CUDA Toolkit is a set of programs and libraries written by NVIDIA thst facilitate CUDA development. It includes the compiler (nvcc), debugger (nSight on windows, cuda-gdb on linux), and GPU drivers in addition to libraries, headers and other things.

The latest version at the time of this writing is 11.2. Newer major versions of the toolkit support newer GPU generarions. For example, 10.0 added support for RTX 20 series, and 11.0 added support for RTX 30 series.

You can't run a CUDA program compiled with one GPU generation on a system with a different GPU generation if you used the default settings, because by default the toolkit optimizes the program for that specific GPU. However, using some advanced settings, it is possible to make a binary that works on multiple different GPUs.

You should however be able to run a binary created with a different version of the toolkit than the one on the system it'll run on, provided the same GPU generation is on both systems.
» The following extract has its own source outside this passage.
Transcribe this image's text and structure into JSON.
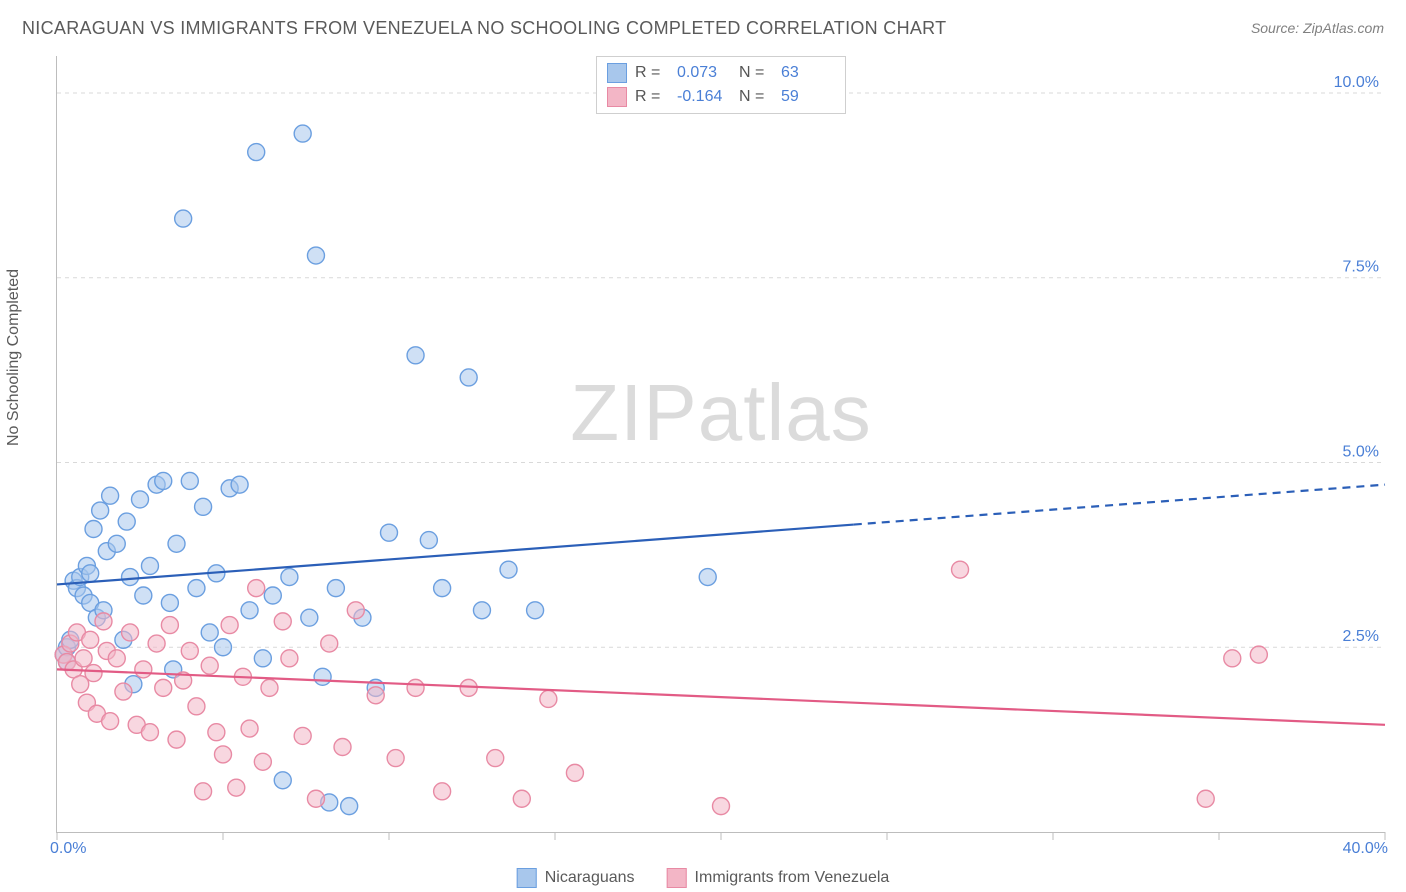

How does a GPU run programs?

The way a CPU runs a program that is compiled down into a binary, is that it executes the series of instructions on a single core. More modern CPUs have hyperthreading which puts two threads in each core so it may actually run on one of those threads. There are also a handful of registers where the program can store variables it's using right now, a stack that has more variables and a stack of what functions we called to get to the statement we are in now, and L1, L2 and L3 caches that store yet more variables inside memory and are too large to fit in other storage places.

None of this is applicable to GPUs at all though. They have a different way of executing functions (not programs, CUDA doesn't support main() functions which means that CUDA needs to be initialized by a C/C++ function running on the CPU).

In a GPU, you don't have cores, you have blocks of several hundred threads executing a bunch of statements in parallel. Whereas you'd have to explicitly add parallelism to CPU programs to make them use all the cores, all CUDA programs are natually parallel with no user additions needed to make it work.

Let's talk more about blocks. Blocks all have an x,y,z index that uniquely identify the block. Blocks can be organized all in one line, or they can be in a rectangle format. At any rate, a group of blocks is caled a grid. The maximum grid size is 2^31-1 by 65535 by 65535. Of course you can't run that many threads at once. You are limited to executing as many blocks at once as your GPUs has Streaming Multiprocessors (see below).

Within each block, there are several threads in a block, which have an x,y,z index within the block. Due to engineering limitations, threads in the same block can't send data to each other (however they can send data to threads in other blocks). They all have to run in parallel. Threads also have a maximum dimension size, though it's much smaller than a block's dimension in modern GPUs it's 1024x1024x64 threads per block, up to 1024 threads in a block. Making a bigger grid size than 1024 threads will make the CUDA program fail to launch.

Blocks and threads aren't all that's needed to execute a CUDA program though. A GPU also has Streaming Multiprocessors, or SMs, which each run one block, and all of its threads, at a time. An SM has a queue of blocks that are scheduled to run on it, but it's only running one block at a time. The number of SMs in a GPU increases when newer GPUs are launched as NVIDIA makes engineering inprovements.

So a block (and by extension, a thread) is not analogous to a CPU core, but a block (and a thread) is more of a workload that is ran on the GPU. The SM, on the other hand, does resemble a CPU core in a way.

Inside an SM, when blocks are being executed, threads are organized into groups of 32. Each group of 32 threads is called a warp. The SM can execute blocks much faster if it can execute exactly 32 threads at the same time. This implies that developers should put a multiple of 32 threads per block.

Each GPU has a specific limit for how many warps can execute at once. This means that making larger-sized dimensions of threads does not make the program any more faster.

I intend to write more about CUDA in the coming weeks. To me it is a very fascinating topic and it gives you the power to parallelize many algorithms at a scale that previously has not been possible using CPUs.